Votre orientation sexuelle vous a-t-elle toujours posé problème ?

Au départ, ce n’était pas un problème ! Depuis mon plus jeune âge, je me sens fame-minja, c’est-à-dire, une nature de femme dans un corps d’homme. En fait, je proviens d’une famille bourgeoise au Cameroun. Mon père faisait partie de l’élite du pays. Ma grand-mère était maîtresse de cérémonie et chanteuse dans les rites traditionnels, elle m’a initié très tôt à la danse. D’ailleurs, dans la tradition camerounaise, les danseurs très efféminés, appelés kapele ou atcheng ou encore « l’intelligent », détenaient le savoir. Ils étaient acceptés, respectés, parce que liés à la tradition et au commerce avec l’invisible. Mais c’était avant que le christianisme n’occulte et ne réprime complètement cette forme d’homosexualité. Comme le yin et le yang, nous avons tous un peu des deux sexes en nous. Mais lorsque l’on parle de féminité, remontent les clichés imposés par la mode, la société, la culture. Je suis fier de mon parcours au Cameroun. Fier d’être né dans une telle mosaïque d’identités. Mes parents sont nés en Europe et ont donc bénéficié d’une culture occidentale, mais ont aussi hérité des rituels de chants et de danse du sud du Cameroun. J’ai baigné dans tout ça et c’est de tout ça que ma création artistique est issue. Elle est le fondement de ma vie. J’ai également un autre lien avec la culture asiatique puisque je suis bouddhiste. Je peux dire que je suis un citoyen du monde.

Alors, pourquoi votre orientation sexuelle vous a-t-elle poussé à l’exil ?

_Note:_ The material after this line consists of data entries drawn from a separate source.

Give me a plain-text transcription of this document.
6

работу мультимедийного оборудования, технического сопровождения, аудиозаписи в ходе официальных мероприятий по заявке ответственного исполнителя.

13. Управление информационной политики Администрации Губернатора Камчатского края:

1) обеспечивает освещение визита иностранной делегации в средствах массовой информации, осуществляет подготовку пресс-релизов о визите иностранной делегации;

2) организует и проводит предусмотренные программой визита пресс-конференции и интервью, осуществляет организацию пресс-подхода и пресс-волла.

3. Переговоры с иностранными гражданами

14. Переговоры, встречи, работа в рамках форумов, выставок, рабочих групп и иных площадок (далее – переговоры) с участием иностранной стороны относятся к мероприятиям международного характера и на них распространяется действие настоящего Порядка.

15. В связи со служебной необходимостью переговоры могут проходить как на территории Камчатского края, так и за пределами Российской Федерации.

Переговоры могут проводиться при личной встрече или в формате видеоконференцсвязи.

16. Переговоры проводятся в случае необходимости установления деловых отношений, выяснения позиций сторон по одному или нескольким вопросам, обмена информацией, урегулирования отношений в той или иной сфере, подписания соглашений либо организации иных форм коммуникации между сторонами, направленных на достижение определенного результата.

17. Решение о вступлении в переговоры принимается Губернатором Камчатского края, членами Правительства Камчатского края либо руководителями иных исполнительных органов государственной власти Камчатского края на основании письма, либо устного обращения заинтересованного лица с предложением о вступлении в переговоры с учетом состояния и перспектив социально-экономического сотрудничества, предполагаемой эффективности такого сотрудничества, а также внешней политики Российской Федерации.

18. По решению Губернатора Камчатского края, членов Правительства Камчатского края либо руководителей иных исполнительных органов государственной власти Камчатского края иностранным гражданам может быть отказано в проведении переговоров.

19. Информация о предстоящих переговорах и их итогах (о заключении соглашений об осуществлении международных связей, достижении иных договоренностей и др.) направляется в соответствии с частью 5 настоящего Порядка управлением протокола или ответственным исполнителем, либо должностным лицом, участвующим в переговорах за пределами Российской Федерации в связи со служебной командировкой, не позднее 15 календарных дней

Je n’ai pas vu venir la situation au Cameroun. J’ai bénéficié d’un soutien de la coopération France-Afrique au niveau culturel. Un responsable était venu dans les années 1980 pour choisir une dizaine de jeunes ambassadeurs de la culture africaine et tout se passait bien dans ma vie de danseur. J’ai ensuite travaillé, dans les années 1990, à la création d’une compagnie de danse contemporaine mais toujours avec cet héritage traditionnel. Cela m’a propulsé au-devant de la scène, j’étais très populaire. C’était apprécié mais en même temps mal perçu : un vrai clash entre la culture avant-gardiste et la censure traditionnelle des lois homophobes. Les pressions sont devenues petit à petit insupportables : je risquais cinq ans d’emprisonnement ferme, je pouvais même être lynché dans la rue. J’ai été forcé à l’exil. Quand je suis arrivé en Belgique, j’ai été reconnu par le ministère de la Culture puisque j’avais fait pas mal de tournées avec ma compagnie. Mais pendant sept ans, j’ai quand même vécu avec un ordre de quitter le territoire, en raison d’une « malfaçon » juridique.

Votre livre, c’est une catharsis ou un combat pour d’autres ?

La vie est un combat. Celui contre l’homophobie, contre les lois homophobes est le mien. Avec mon livre, si j’inspire au moins une personne dans son combat singulier, j’aurai gagné. Actuellement, j’adhère à un programme de formation des jeunes danseurs burkinabés, je tente de leur octroyer des bourses en Belgique. Je me dois d’être ici et de les guider, d’inspirer à l’ouverture les jeunes d’Afrique et d’ici. Un tel programme n’est pas encore possible avec le Cameroun, en raison justement des lois homophobes, mais j’espère faire bouger les lignes. Mon livre bénéficie du soutien du Parlement européen. Il va être envoyé à tous les chefs d’États africains, le but étant de faire abolir les lois homophobes en Afrique. Aujourd’hui, tous les accords entre l’Europe et les pays africains nient complètement la question de l’homophobie. On continue à faire des échanges économiques et commerciaux en dépit des atteintes aux droits de l’homme et aux droits des LGBTQIA+. J’espère qu’un groupe de discussion entre les parlementaires européens et les députés du Groupe des États d’Afrique, des Caraïbes et du Pacifique (ACP) verra le jour pour tenter d’abolir ces lois liberticides.